UTFR at an annual SHOOTOUT competition.

Localization And Cone Detection

Unlike the operational domain of self-driving cars, such as at aUToronto (the self-driving car team I am in), the perception design space is slightly more constrained and focused in formula racing. Instead of identifying pedestrians, traffic lights, etc. all that is needed for this level of autonomy (with only one car on a track at a time) is cone detection (with 3D coordinate information about where they are located) which lays out the drivable path. However, there is one significant challenge and that is the fact that formula racing cars are incredibly fast with speeds ranging from 50 - 120 km. This means that the detectors have to be incredibly robust, work in real-time, and should ideally have a pretty good range so that the track in the distance can be identified earlier to handle curves in the road. The following video is another university's attempt at this problem. Our goal will be to achieve something of this form and hopefully with a better system.

Our goal and inspiration. This is the autonomous system of another university in action.

Classical Approaches

The first thing I attempted was a classical approach to traffic cone detection. By performing colour segmentation on the image, I identify all objects that are orange, yellow or blue. By applying canny edge detection and identifying convex hulls in an image, I bound each of these objects with our colours of interest as shapes. By writing a program that checks whether the convex hull is pointing upwards and whether the tip of the convex hull is within x-coordinates of the base of the convex hull, I created a heuristic that filters out valid convex hulls from non-valid convex hulls. For each valid convex hull, a bounding box is generated thereby identifying cones in the image. Below you will find demos of an implementation of this program. 

utfr_convex_hell_demo_1.png
utfr_convex_hull_demo_2.png

Conclusion of experiment: Convex-hull based cone detection isn't a robust solution.

Depth Estimation

A team member of mine began working on a Haar Cascades based approach which works much better on the cone detector than a convex-hull based detection approach. I began focusing on creating a depth estimation program. The problem: A severe lack of resources. The solution: Bootstrapping a system because none of us give up so easily!

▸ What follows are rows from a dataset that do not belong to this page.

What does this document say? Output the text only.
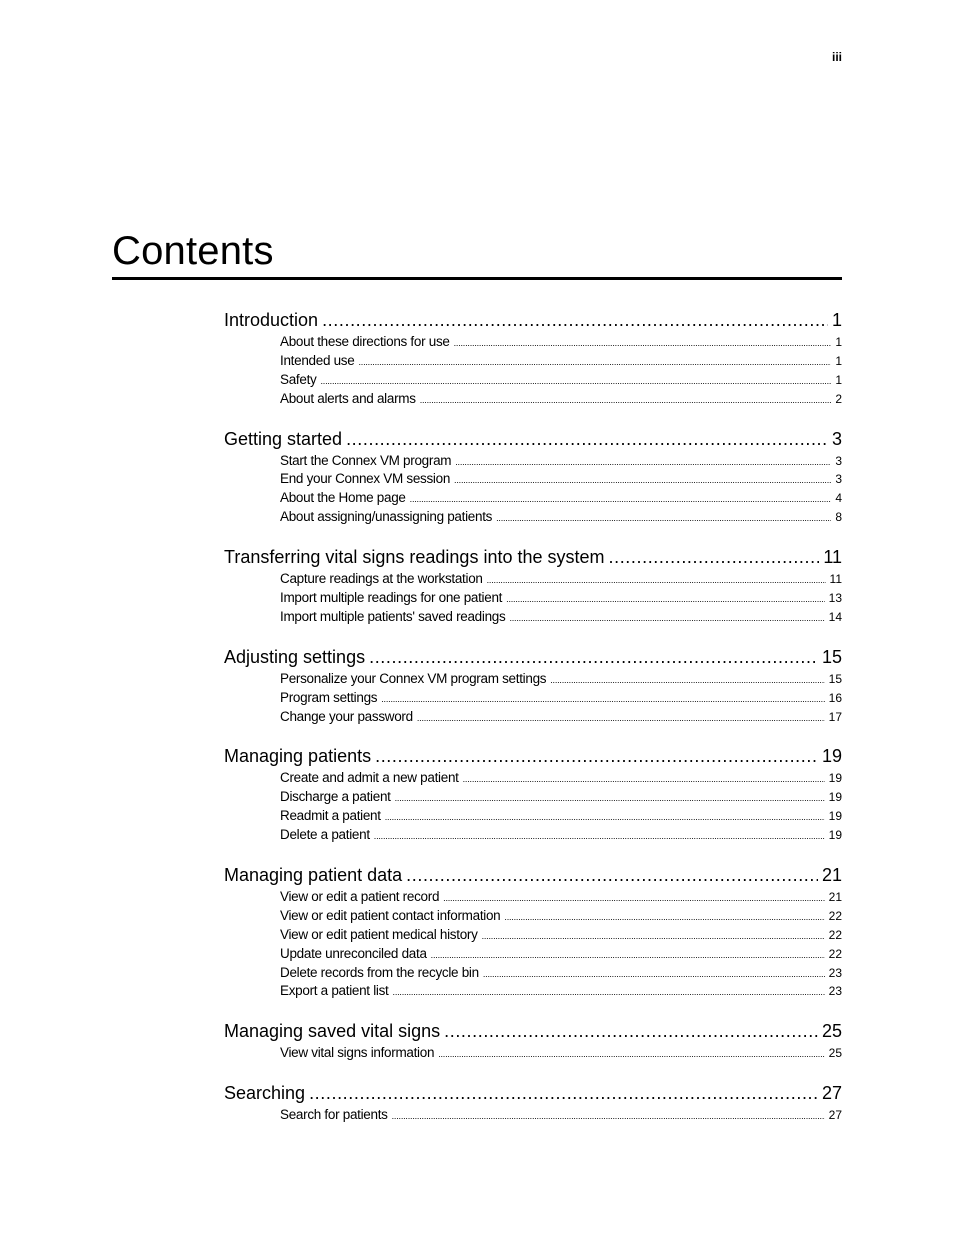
iii
Contents
Introduction .....	1
About these directions for use .....	1
Intended use .....	1
Safety .....	1
About alerts and alarms .....	2
Getting started .....	3
Start the Connex VM program .....	3
End your Connex VM session .....	3
About the Home page .....	4
About assigning/unassigning patients .....	8
Transferring vital signs readings into the system .....	11
Capture readings at the workstation .....	11
Import multiple readings for one patient .....	13
Import multiple patients' saved readings .....	14
Adjusting settings .....	15
Personalize your Connex VM program settings .....	15
Program settings .....	16
Change your password .....	17
Managing patients .....	19
Create and admit a new patient .....	19
Discharge a patient .....	19
Readmit a patient .....	19
Delete a patient .....	19
Managing patient data .....	21
View or edit a patient record .....	21
View or edit patient contact information .....	22
View or edit patient medical history .....	22
Update unreconciled data .....	22
Delete records from the recycle bin .....	23
Export a patient list .....	23
Managing saved vital signs .....	25
View vital signs information .....	25
Searching .....	27
Search for patients .....	27
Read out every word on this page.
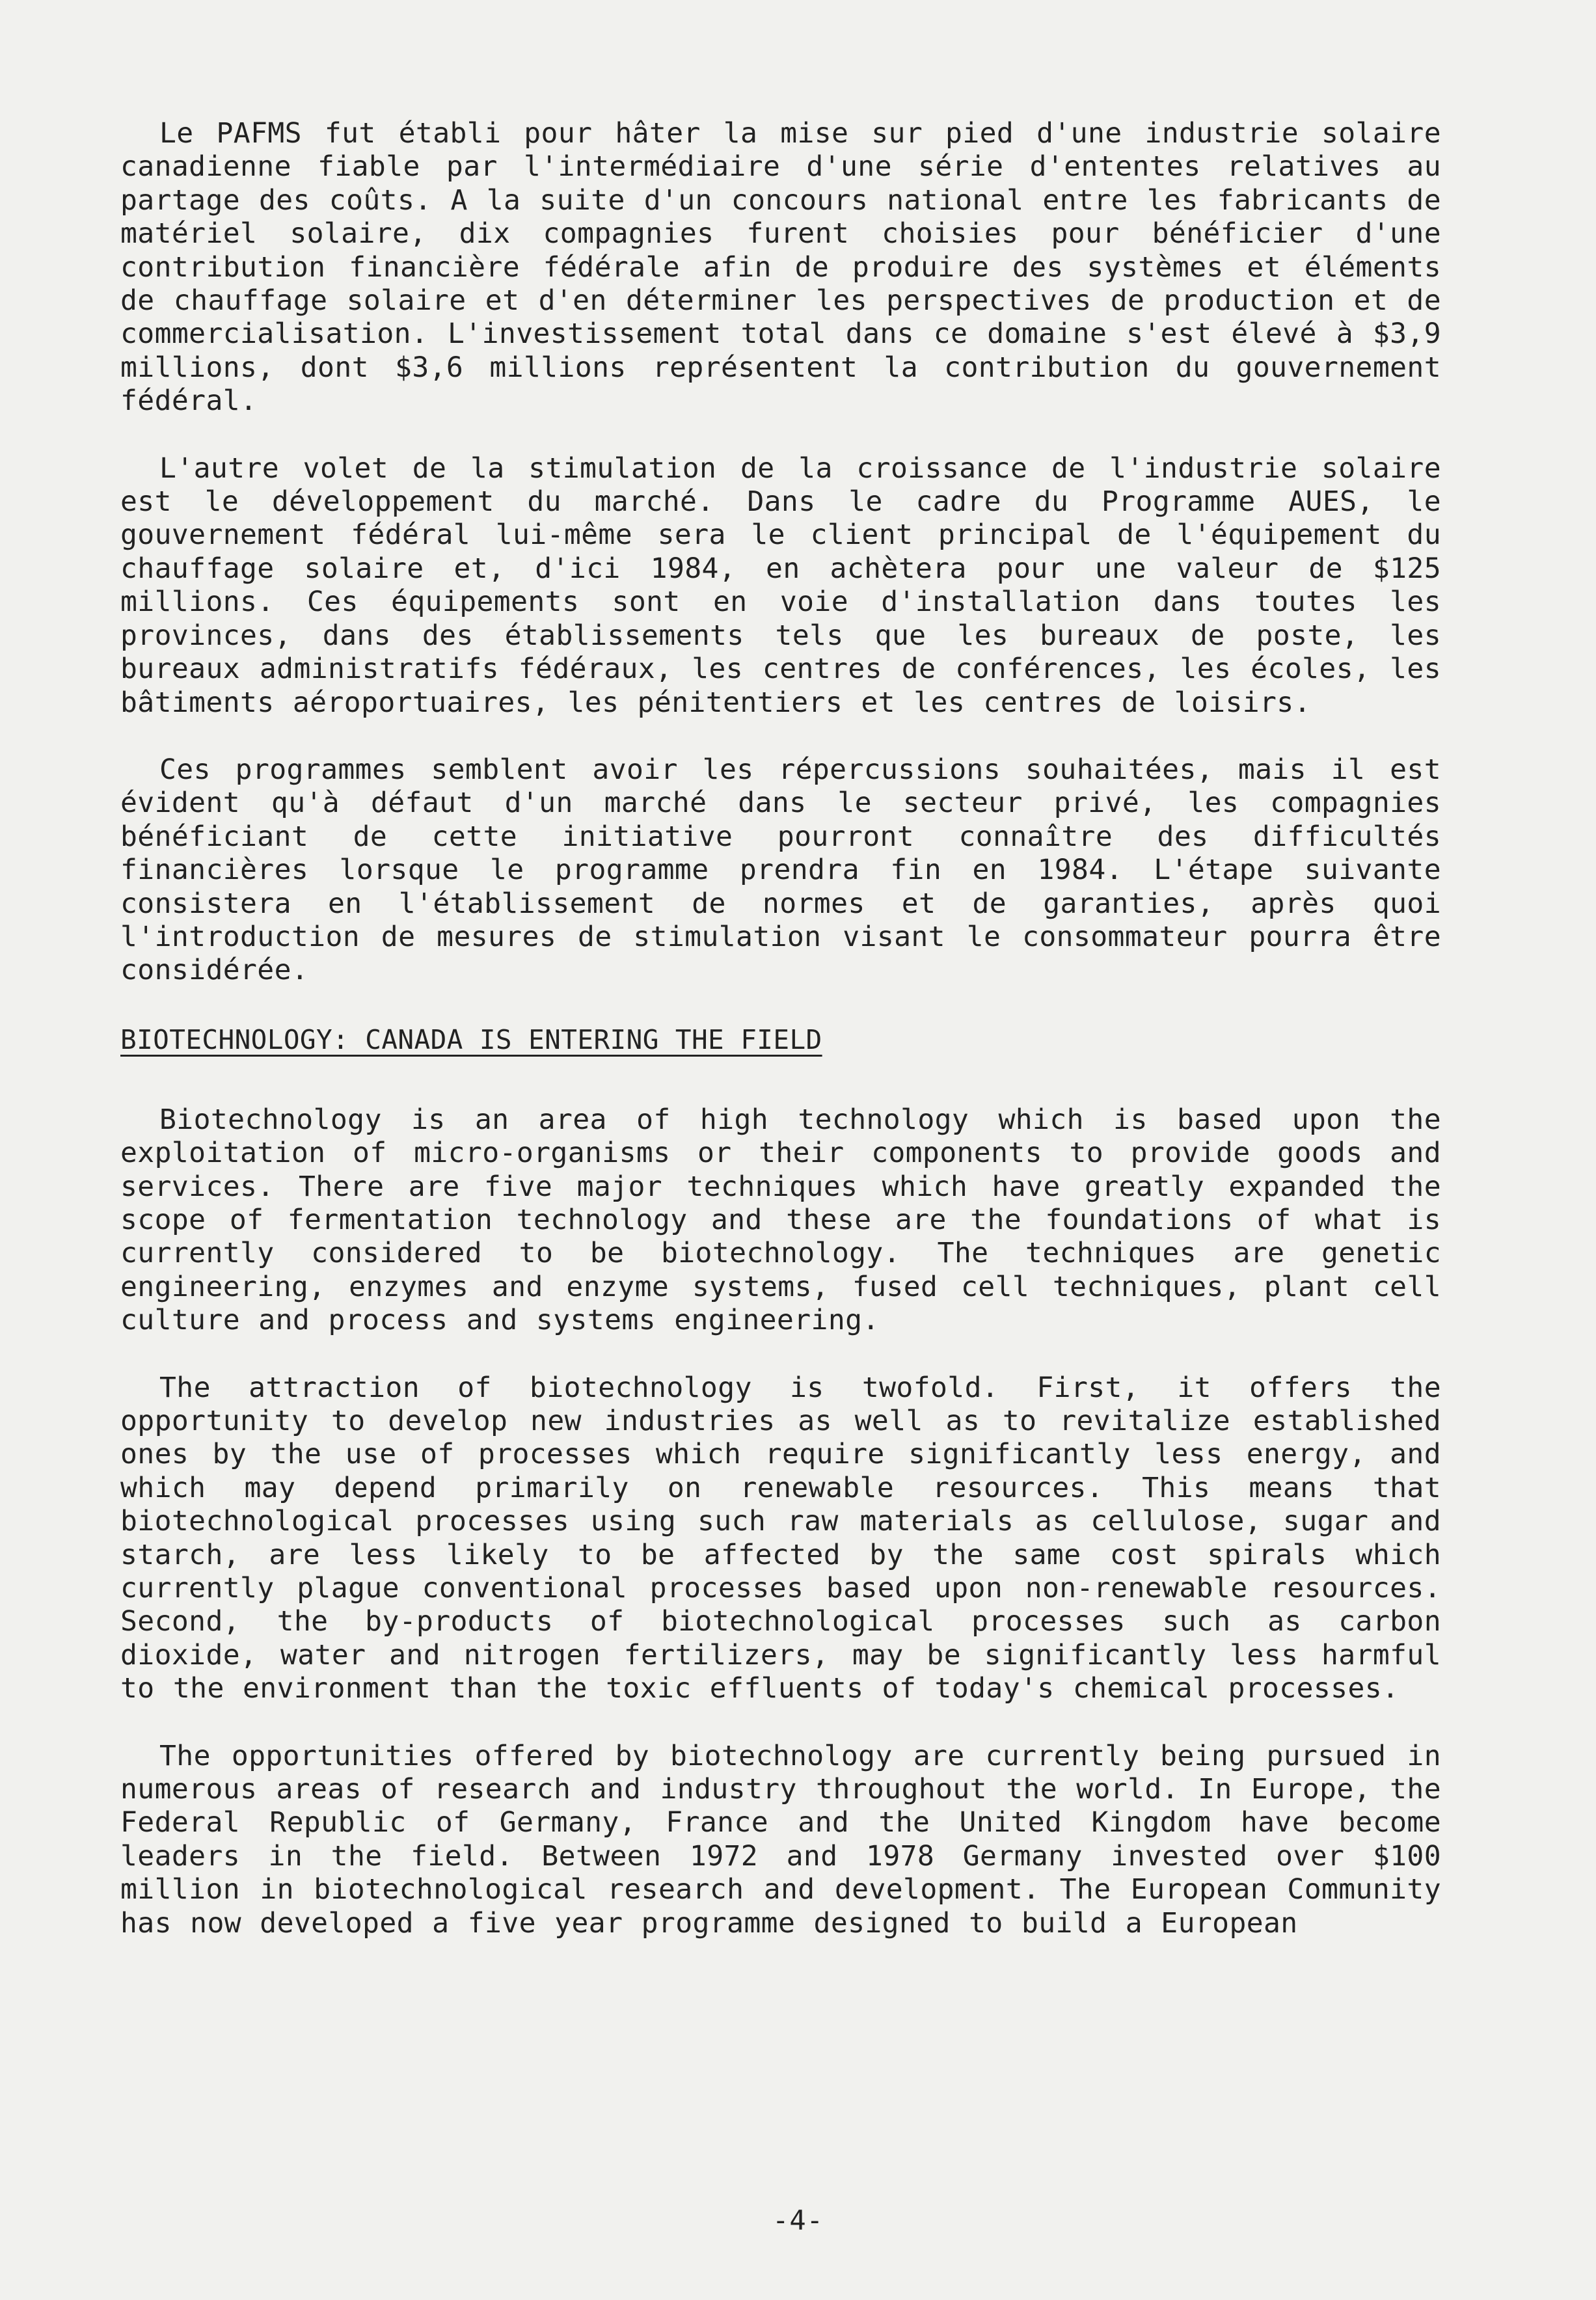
Le PAFMS fut établi pour hâter la mise sur pied d'une industrie solaire canadienne fiable par l'intermédiaire d'une série d'ententes relatives au partage des coûts. A la suite d'un concours national entre les fabricants de matériel solaire, dix compagnies furent choisies pour bénéficier d'une contribution financière fédérale afin de produire des systèmes et éléments de chauffage solaire et d'en déterminer les perspectives de production et de commercialisation. L'investissement total dans ce domaine s'est élevé à $3,9 millions, dont $3,6 millions représentent la contribution du gouvernement fédéral.

L'autre volet de la stimulation de la croissance de l'industrie solaire est le développement du marché. Dans le cadre du Programme AUES, le gouvernement fédéral lui-même sera le client principal de l'équipement du chauffage solaire et, d'ici 1984, en achètera pour une valeur de $125 millions. Ces équipements sont en voie d'installation dans toutes les provinces, dans des établissements tels que les bureaux de poste, les bureaux administratifs fédéraux, les centres de conférences, les écoles, les bâtiments aéroportuaires, les pénitentiers et les centres de loisirs.

Ces programmes semblent avoir les répercussions souhaitées, mais il est évident qu'à défaut d'un marché dans le secteur privé, les compagnies bénéficiant de cette initiative pourront connaître des difficultés financières lorsque le programme prendra fin en 1984. L'étape suivante consistera en l'établissement de normes et de garanties, après quoi l'introduction de mesures de stimulation visant le consommateur pourra être considérée.

BIOTECHNOLOGY: CANADA IS ENTERING THE FIELD

Biotechnology is an area of high technology which is based upon the exploitation of micro-organisms or their components to provide goods and services. There are five major techniques which have greatly expanded the scope of fermentation technology and these are the foundations of what is currently considered to be biotechnology. The techniques are genetic engineering, enzymes and enzyme systems, fused cell techniques, plant cell culture and process and systems engineering.

The attraction of biotechnology is twofold. First, it offers the opportunity to develop new industries as well as to revitalize established ones by the use of processes which require significantly less energy, and which may depend primarily on renewable resources. This means that biotechnological processes using such raw materials as cellulose, sugar and starch, are less likely to be affected by the same cost spirals which currently plague conventional processes based upon non-renewable resources. Second, the by-products of biotechnological processes such as carbon dioxide, water and nitrogen fertilizers, may be significantly less harmful to the environment than the toxic effluents of today's chemical processes.

The opportunities offered by biotechnology are currently being pursued in numerous areas of research and industry throughout the world. In Europe, the Federal Republic of Germany, France and the United Kingdom have become leaders in the field. Between 1972 and 1978 Germany invested over $100 million in biotechnological research and development. The European Community has now developed a five year programme designed to build a European

-4-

You can view the cascade classifier below paired with the depth estimator I worked on.

depth_estimation_diagram.png

Depth estimation with two monocular cameras.

Since we don't have RGBD (depth) cameras, I decided to take some inspiration from how the human visual system works and built my own depth estimation program using two monocular cameras, disparity information between the cameras, triangulation, and some creative mathematics.

An excited me after getting the depth estimation system working (testing it with an off-the-shelf face classifier).

Conducting some tests in front of the UofT Formula Racing (UTFR) Workshop.

HSVHaarDepth_1.png

Testing the Haar Cascade Classifier for cones, a HSV colour segmenter and the depth estimation program all at once.

HSVHaarDepth_3.png

Stress testing the depth estimation and cone detection system at a far distance.

This approach has the capacity to run really quickly (after some optimizations) which is advantageous for the real-time, resource constrained environment that we're in. However, it might suffer from accuracy issues when there are multiple cones as there will be on an actual formula race track. This experiment motivates the use of deep learning approaches to achieve cone detection.

Next Steps

  • Develop deep learning approach using object detectors such as YoloV5-Small, YoloV7, etc. (Timeline: After 1-2 month, we'll have a well-trained detector that can run on a Jetson Nano and can perform cone detection at scale).